Performance And Battery Life
In this section, we evaluate system-level performance and battery life by running a series of synthetic and real-world workloads. There are several facets to overall device performance, including single- and multi-threaded CPU performance, memory and storage speed, and GPU rendering, all of which will be probed by our suite of benchmarks. If you're interested in learning more about how these benchmarks work, what versions we use, or our testing methodology, please read our article about how we test mobile device performance.
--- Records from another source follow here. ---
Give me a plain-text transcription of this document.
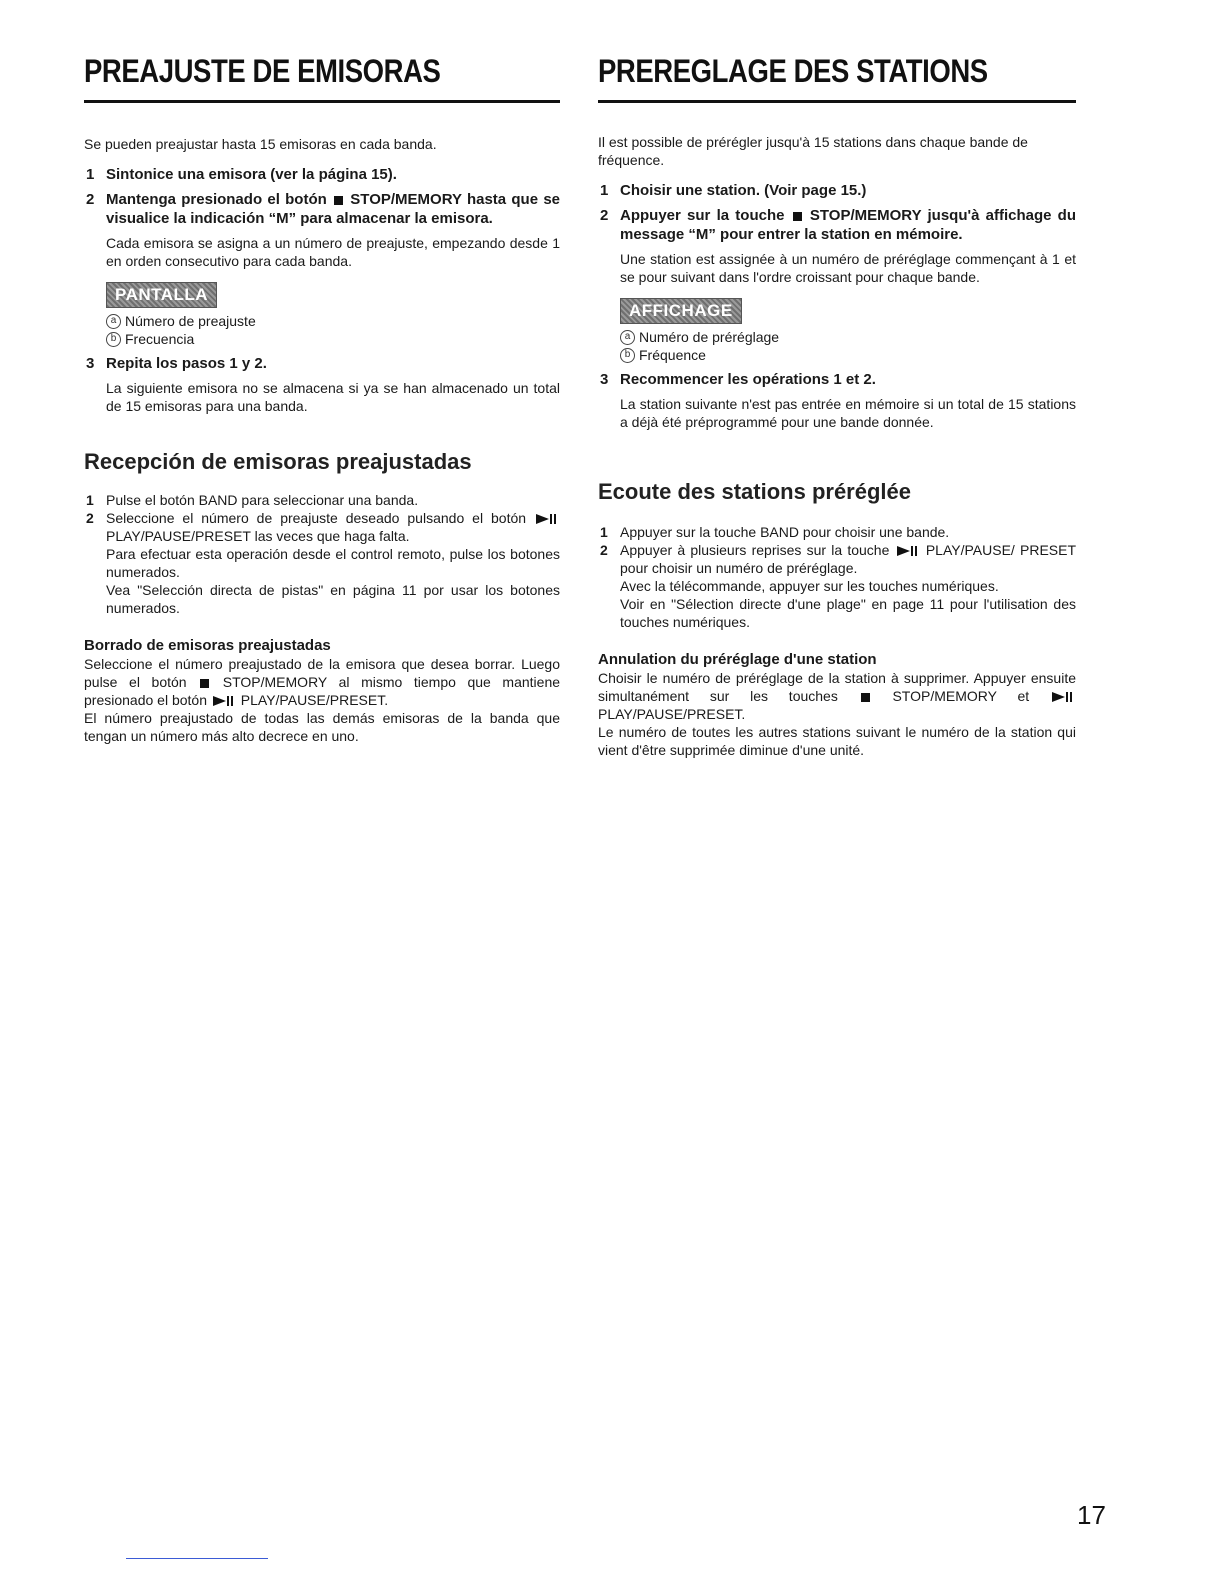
PREAJUSTE DE EMISORAS
Se pueden preajustar hasta 15 emisoras en cada banda.
1 Sintonice una emisora (ver la página 15).
2 Mantenga presionado el botón STOP/MEMORY hasta que se visualice la indicación “M” para almacenar la emisora.
Cada emisora se asigna a un número de preajuste, empezando desde 1 en orden consecutivo para cada banda.
PANTALLA
a Número de preajuste
b Frecuencia
3 Repita los pasos 1 y 2.
La siguiente emisora no se almacena si ya se han almacenado un total de 15 emisoras para una banda.
Recepción de emisoras preajustadas
1 Pulse el botón BAND para seleccionar una banda.
2 Seleccione el número de preajuste deseado pulsando el botón  PLAY/PAUSE/PRESET las veces que haga falta.
Para efectuar esta operación desde el control remoto, pulse los botones numerados.
Vea "Selección directa de pistas" en página 11 por usar los botones numerados.
Borrado de emisoras preajustadas
Seleccione el número preajustado de la emisora que desea borrar. Luego pulse el botón	STOP/MEMORY al mismo tiempo que mantiene presionado el botón PLAY/PAUSE/PRESET.
El número preajustado de todas las demás emisoras de la banda que tengan un número más alto decrece en uno.
PREREGLAGE DES STATIONS
Il est possible de prérégler jusqu'à 15 stations dans chaque bande de fréquence.
1 Choisir une station. (Voir page 15.)
2 Appuyer sur la touche STOP/MEMORY jusqu'à affichage du message “M” pour entrer la station en mémoire.
Une station est assignée à un numéro de préréglage commençant à 1 et se pour suivant dans l'ordre croissant pour chaque bande.
AFFICHAGE
a Numéro de préréglage
b Fréquence
3 Recommencer les opérations 1 et 2.
La station suivante n'est pas entrée en mémoire si un total de 15 stations a déjà été préprogrammé pour une bande donnée.
Ecoute des stations préréglée
1 Appuyer sur la touche BAND pour choisir une bande.
2 Appuyer à plusieurs reprises sur la touche	PLAY/PAUSE/ PRESET pour choisir un numéro de préréglage.
Avec la télécommande, appuyer sur les touches numériques.
Voir en "Sélection directe d'une plage" en page 11 pour l'utilisation des touches numériques.
Annulation du préréglage d'une station
Choisir le numéro de préréglage de la station à supprimer. Appuyer ensuite simultanément sur les touches	STOP/MEMORY et  PLAY/PAUSE/PRESET.
Le numéro de toutes les autres stations suivant le numéro de la station qui vient d'être supprimée diminue d'une unité.
17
Instead of just running one or more CPU cores at max frequency like synthetic benchmarks do, PCMark’s varied real-world workloads migrate from small to big cores and exercise the CPU governor just like the apps we normally use do, which makes it a good indicator of overall performance. After using the Moto X Pure Edition for awhile, it’s not surprising to see it perform well in this test. For the most part, the UI remains fluid and the phone never felt slow.
Looking at the individual tests, there’s no specific area where the Moto X falls behind its competitors. It even manages to outperform the OnePlus 2 and its Snapdragon 810 SoC in most tests. In the Writing test, the Moto X uses its two higher-performing Cortex-A57 CPU cores to good effect, posting the highest score, higher even than the Galaxy S6 edge+ or the OnePlus 2, which prefers using its lower-power Cortex-A53 cores for single-threaded workloads.
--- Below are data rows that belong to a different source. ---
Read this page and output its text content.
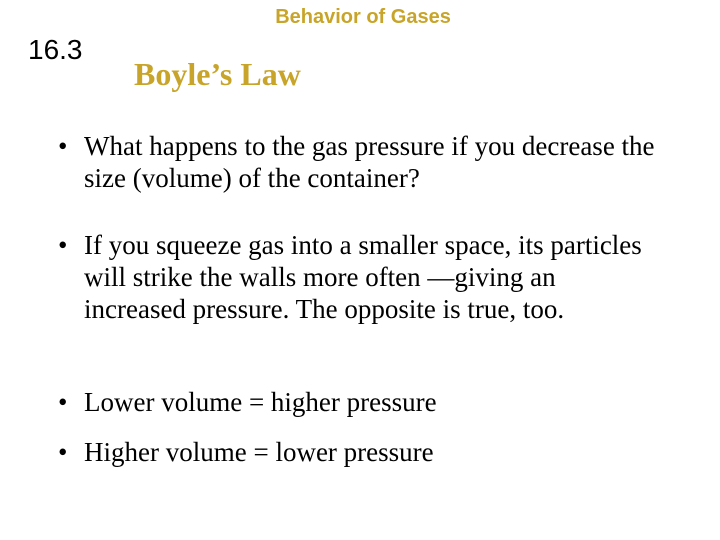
Behavior of Gases
16.3
Boyle’s Law
• What happens to the gas pressure if you decrease the size (volume) of the container?
• If you squeeze gas into a smaller space, its particles will strike the walls more often —giving an increased pressure. The opposite is true, too.
• Lower volume = higher pressure
• Higher volume = lower pressure
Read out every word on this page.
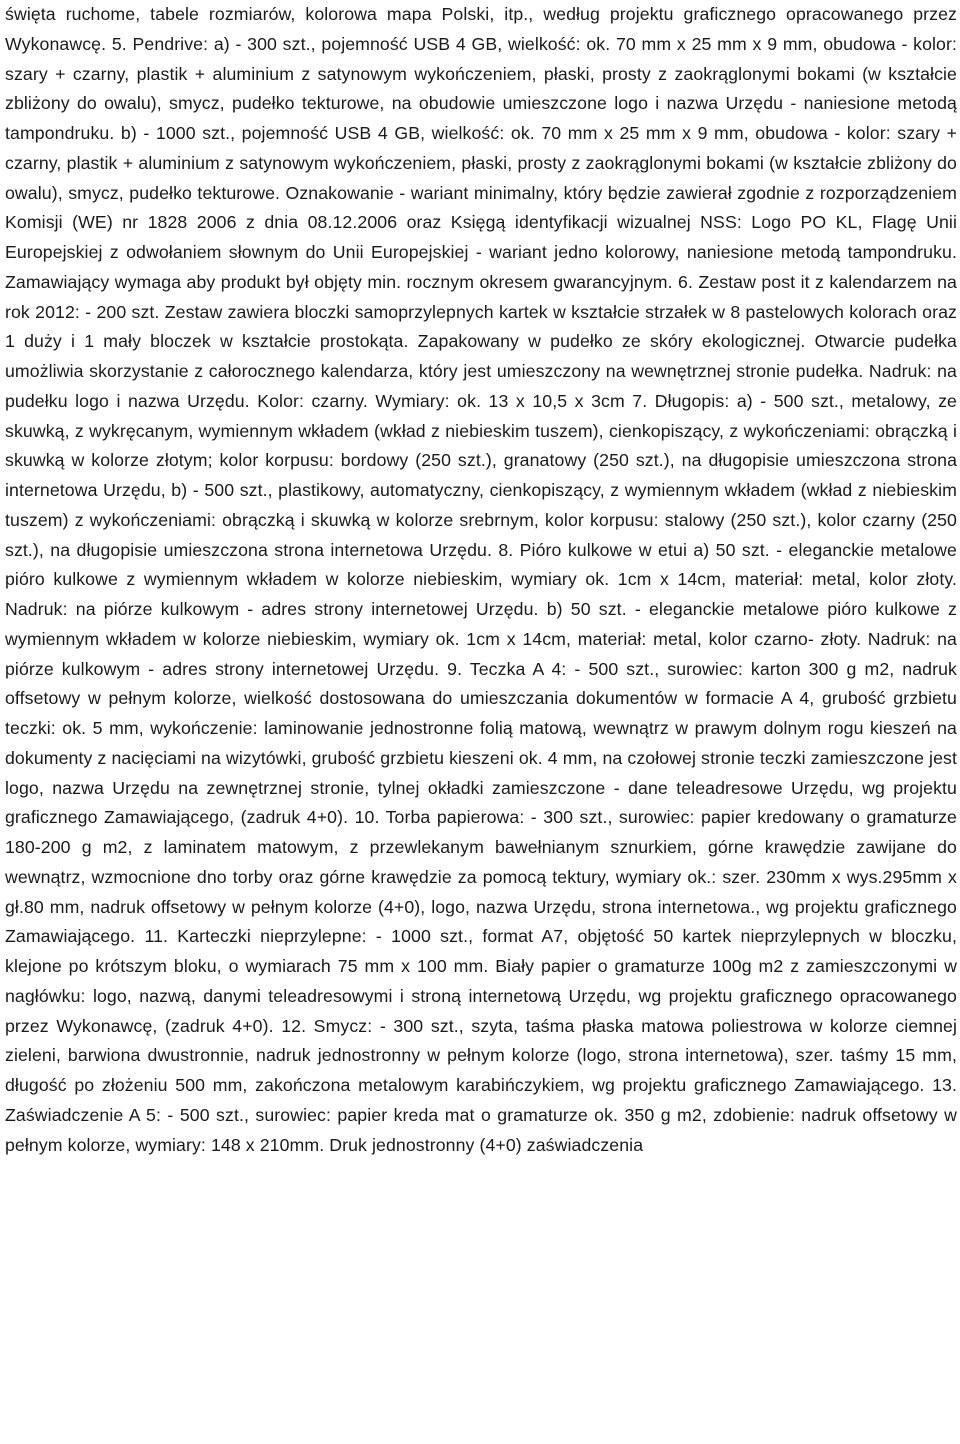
święta ruchome, tabele rozmiarów, kolorowa mapa Polski, itp., według projektu graficznego opracowanego przez Wykonawcę. 5. Pendrive: a) - 300 szt., pojemność USB 4 GB, wielkość: ok. 70 mm x 25 mm x 9 mm, obudowa - kolor: szary + czarny, plastik + aluminium z satynowym wykończeniem, płaski, prosty z zaokrąglonymi bokami (w kształcie zbliżony do owalu), smycz, pudełko tekturowe, na obudowie umieszczone logo i nazwa Urzędu - naniesione metodą tampondruku. b) - 1000 szt., pojemność USB 4 GB, wielkość: ok. 70 mm x 25 mm x 9 mm, obudowa - kolor: szary + czarny, plastik + aluminium z satynowym wykończeniem, płaski, prosty z zaokrąglonymi bokami (w kształcie zbliżony do owalu), smycz, pudełko tekturowe. Oznakowanie - wariant minimalny, który będzie zawierał zgodnie z rozporządzeniem Komisji (WE) nr 1828 2006 z dnia 08.12.2006 oraz Księgą identyfikacji wizualnej NSS: Logo PO KL, Flagę Unii Europejskiej z odwołaniem słownym do Unii Europejskiej - wariant jedno kolorowy, naniesione metodą tampondruku. Zamawiający wymaga aby produkt był objęty min. rocznym okresem gwarancyjnym. 6. Zestaw post it z kalendarzem na rok 2012: - 200 szt. Zestaw zawiera bloczki samoprzylepnych kartek w kształcie strzałek w 8 pastelowych kolorach oraz 1 duży i 1 mały bloczek w kształcie prostokąta. Zapakowany w pudełko ze skóry ekologicznej. Otwarcie pudełka umożliwia skorzystanie z całorocznego kalendarza, który jest umieszczony na wewnętrznej stronie pudełka. Nadruk: na pudełku logo i nazwa Urzędu. Kolor: czarny. Wymiary: ok. 13 x 10,5 x 3cm 7. Długopis: a) - 500 szt., metalowy, ze skuwką, z wykręcanym, wymiennym wkładem (wkład z niebieskim tuszem), cienkopiszący, z wykończeniami: obrączką i skuwką w kolorze złotym; kolor korpusu: bordowy (250 szt.), granatowy (250 szt.), na długopisie umieszczona strona internetowa Urzędu, b) - 500 szt., plastikowy, automatyczny, cienkopiszący, z wymiennym wkładem (wkład z niebieskim tuszem) z wykończeniami: obrączką i skuwką w kolorze srebrnym, kolor korpusu: stalowy (250 szt.), kolor czarny (250 szt.), na długopisie umieszczona strona internetowa Urzędu. 8. Pióro kulkowe w etui a) 50 szt. - eleganckie metalowe pióro kulkowe z wymiennym wkładem w kolorze niebieskim, wymiary ok. 1cm x 14cm, materiał: metal, kolor złoty. Nadruk: na piórze kulkowym - adres strony internetowej Urzędu. b) 50 szt. - eleganckie metalowe pióro kulkowe z wymiennym wkładem w kolorze niebieskim, wymiary ok. 1cm x 14cm, materiał: metal, kolor czarno- złoty. Nadruk: na piórze kulkowym - adres strony internetowej Urzędu. 9. Teczka A 4: - 500 szt., surowiec: karton 300 g m2, nadruk offsetowy w pełnym kolorze, wielkość dostosowana do umieszczania dokumentów w formacie A 4, grubość grzbietu teczki: ok. 5 mm, wykończenie: laminowanie jednostronne folią matową, wewnątrz w prawym dolnym rogu kieszeń na dokumenty z nacięciami na wizytówki, grubość grzbietu kieszeni ok. 4 mm, na czołowej stronie teczki zamieszczone jest logo, nazwa Urzędu na zewnętrznej stronie, tylnej okładki zamieszczone - dane teleadresowe Urzędu, wg projektu graficznego Zamawiającego, (zadruk 4+0). 10. Torba papierowa: - 300 szt., surowiec: papier kredowany o gramaturze 180-200 g m2, z laminatem matowym, z przewlekanym bawełnianym sznurkiem, górne krawędzie zawijane do wewnątrz, wzmocnione dno torby oraz górne krawędzie za pomocą tektury, wymiary ok.: szer. 230mm x wys.295mm x gł.80 mm, nadruk offsetowy w pełnym kolorze (4+0), logo, nazwa Urzędu, strona internetowa., wg projektu graficznego Zamawiającego. 11. Karteczki nieprzylepne: - 1000 szt., format A7, objętość 50 kartek nieprzylepnych w bloczku, klejone po krótszym bloku, o wymiarach 75 mm x 100 mm. Biały papier o gramaturze 100g m2 z zamieszczonymi w nagłówku: logo, nazwą, danymi teleadresowymi i stroną internetową Urzędu, wg projektu graficznego opracowanego przez Wykonawcę, (zadruk 4+0). 12. Smycz: - 300 szt., szyta, taśma płaska matowa poliestrowa w kolorze ciemnej zieleni, barwiona dwustronnie, nadruk jednostronny w pełnym kolorze (logo, strona internetowa), szer. taśmy 15 mm, długość po złożeniu 500 mm, zakończona metalowym karabińczykiem, wg projektu graficznego Zamawiającego. 13. Zaświadczenie A 5: - 500 szt., surowiec: papier kreda mat o gramaturze ok. 350 g m2, zdobienie: nadruk offsetowy w pełnym kolorze, wymiary: 148 x 210mm. Druk jednostronny (4+0) zaświadczenia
Like we saw with the LG G4, the Moto X Pure Edition does not shy away from using its A57 cores, unlike the Snapdragon 810 devices. The Moto X, like the G4, can also use all six cores simultaneously for multi-threaded workloads, at least for short durations.
The extra performance from the power-hungry A57 cores takes its toll on battery life, however. In the PCMark endurance test, the Moto X lasts as long as the Asus ZenFone 2 but falls short of the OnePlus 2’s 7.5-hour mark. The Nexus 5X, with a smaller battery (and display), also lasts longer than the Moto X.
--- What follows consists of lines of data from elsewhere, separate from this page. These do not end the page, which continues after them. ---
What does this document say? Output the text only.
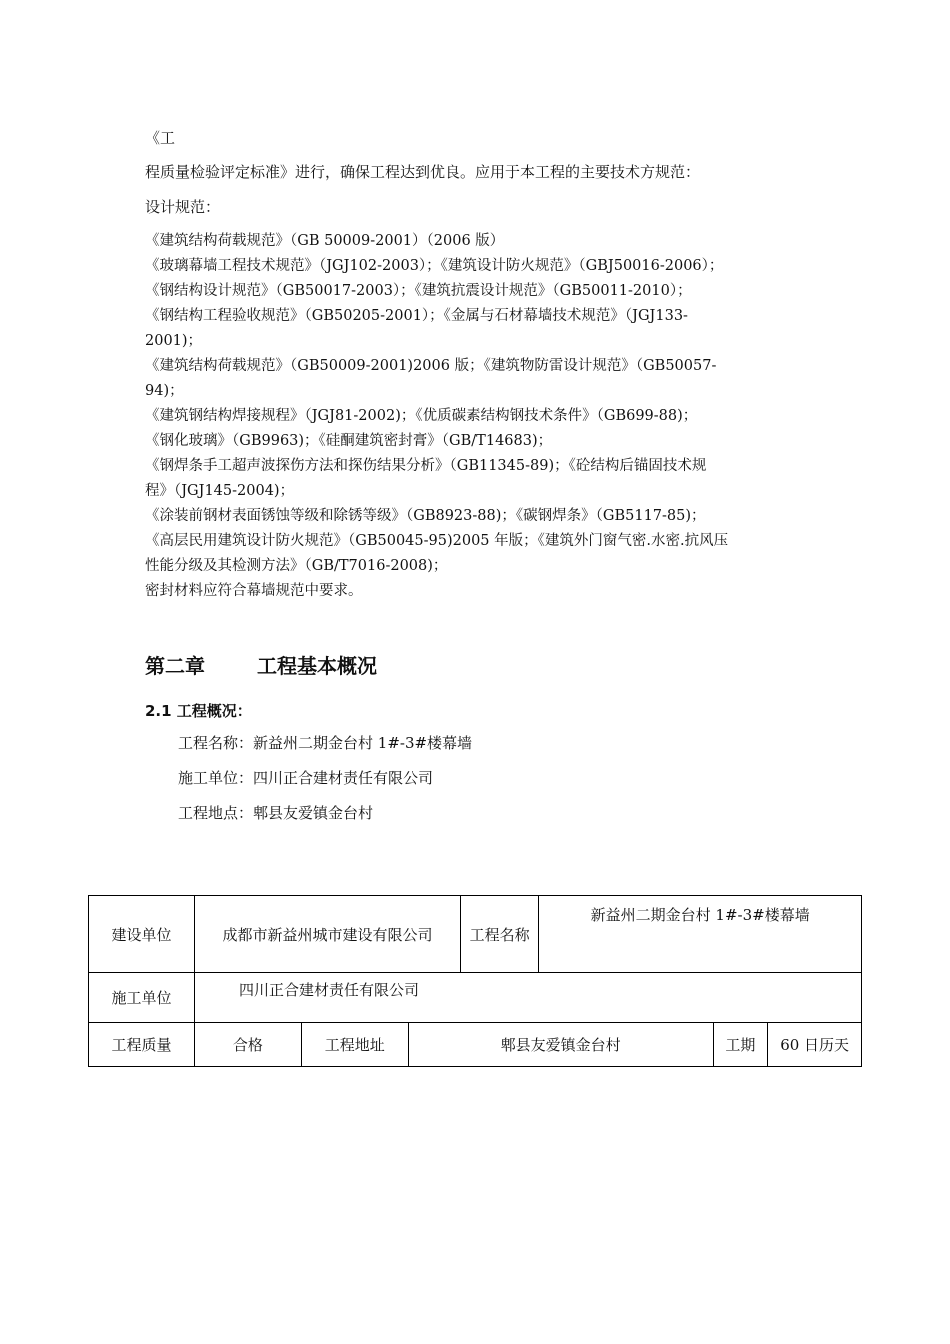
《工
程质量检验评定标准》进行，确保工程达到优良。应用于本工程的主要技术方规范：
设计规范：
《建筑结构荷载规范》（GB 50009-2001）（2006 版）
《玻璃幕墙工程技术规范》（JGJ102-2003）；《建筑设计防火规范》（GBJ50016-2006）；
《钢结构设计规范》（GB50017-2003）；《建筑抗震设计规范》（GB50011-2010）；
《钢结构工程验收规范》（GB50205-2001）；《金属与石材幕墙技术规范》（JGJ133-
2001)；
《建筑结构荷载规范》（GB50009-2001)2006 版；《建筑物防雷设计规范》（GB50057-
94)；
《建筑钢结构焊接规程》（JGJ81-2002)；《优质碳素结构钢技术条件》（GB699-88)；
《钢化玻璃》（GB9963)；《硅酮建筑密封膏》（GB/T14683)；
《钢焊条手工超声波探伤方法和探伤结果分析》（GB11345-89)；《砼结构后锚固技术规
程》（JGJ145-2004)；
《涂装前钢材表面锈蚀等级和除锈等级》（GB8923-88)；《碳钢焊条》（GB5117-85)；
《高层民用建筑设计防火规范》（GB50045-95)2005 年版；《建筑外门窗气密.水密.抗风压
性能分级及其检测方法》（GB/T7016-2008)；
密封材料应符合幕墙规范中要求。
第二章	工程基本概况
2.1 工程概况：
工程名称：新益州二期金台村 1#-3#楼幕墙
施工单位：四川正合建材责任有限公司
工程地点：郫县友爱镇金台村
建设单位	成都市新益州城市建设有限公司			工程名称	新益州二期金台村 1#-3#楼幕墙		
施工单位	四川正合建材责任有限公司						
工程质量	合格	工程地址	郫县友爱镇金台村			工期	60 日历天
Battery life, however, is only part of the story; we also have to take performance into account. By multiplying the PCMark battery life by the overall performance score and dividing by 1000, we get a composite metric that gives us an estimate for how much total work can be done on a single charge.
|PCMark Composite Work Score|
|Galaxy S6 edge+||OnePlus 2||Moto X Pure Edition||ZenFone 2||LG Nexus 5X||BLU Pure XL|
The Moto X can get as much work done as the ZenFone 2 before it runs out of juice. After taking performance into account, it pulls ahead of the Nexus 5X by 14% but still comes in behind the OnePlus 2.
The Moto X’s Adreno 418 GPU cannot match the peak performance of the Adreno 430 in the OnePlus 2 or Mali-T760MP8 in the Galaxy S6 devices, but it does outperform the GPUs in the less expensive ZenFone 2 and BLU Pure XL.
In our LG G4 review, we took a more in-depth look at the Adreno 418 GPU’s performance. In addition to being slower than the Adreno 430, we also found that it’s 10% to 20% slower than the Adreno 420 used in the Snapdragon 805 SoC. Like other Qualcomm GPUs, the Adreno 418 has good ALU performance relative to its peers. Based on our tests, however, it appears that Snapdragon 808’s reliance on LPDDR3 RAM limits memory bandwidth to the GPU, especially when rendering at the Moto X’s native QHD resolution. Fortunately, most Android games render at lower resolutions before scaling up to the panel’s native dimensions. While reviewing the LG G4, which also uses a Snapdragon 808 SoC, we played several different games, including “Asphalt 8” (high visual quality), “Brothers in Arms 3” (Better Quality setting), and “Star Wars: Uprising”, and did not notice any significant frame rate issues, even after about forty-five minutes of continuous gaming.
The GFXBench 3.0 battery test focuses on the GPU and is an indicator of battery life during intense gaming. It also effectively gauges a device’s ability to dissipate heat.
The Moto X Pure Edition lasts about three hours while gaming, which is about the same as most other phones, including the LG G4 that has a similarly sized battery and screen. Because of its lower-resolution 1080p display, the ZenFone 2 achieves about the same performance level as the Moto X, but lasts 21% longer (the battery life test runs at the device’s native resolution).
Unlike the G4, which throttles back GPU frequency after about 23 minutes, reducing peak performance by a mild 7%, the Moto X experiences no thermal throttling at all. This impressive performance stability is a result of Motorola’s thoughtful design. The SoC is covered by a copper heat spreader that presses against a large metal plate, which contacts the Moto X’s metal chassis on the sides. This provides a conduction path that moves heat from the SoC to the metal chassis, which acts as a large heatsink. So while the Moto X feels warm in your hands, you’ll experience no degradation in gaming performance.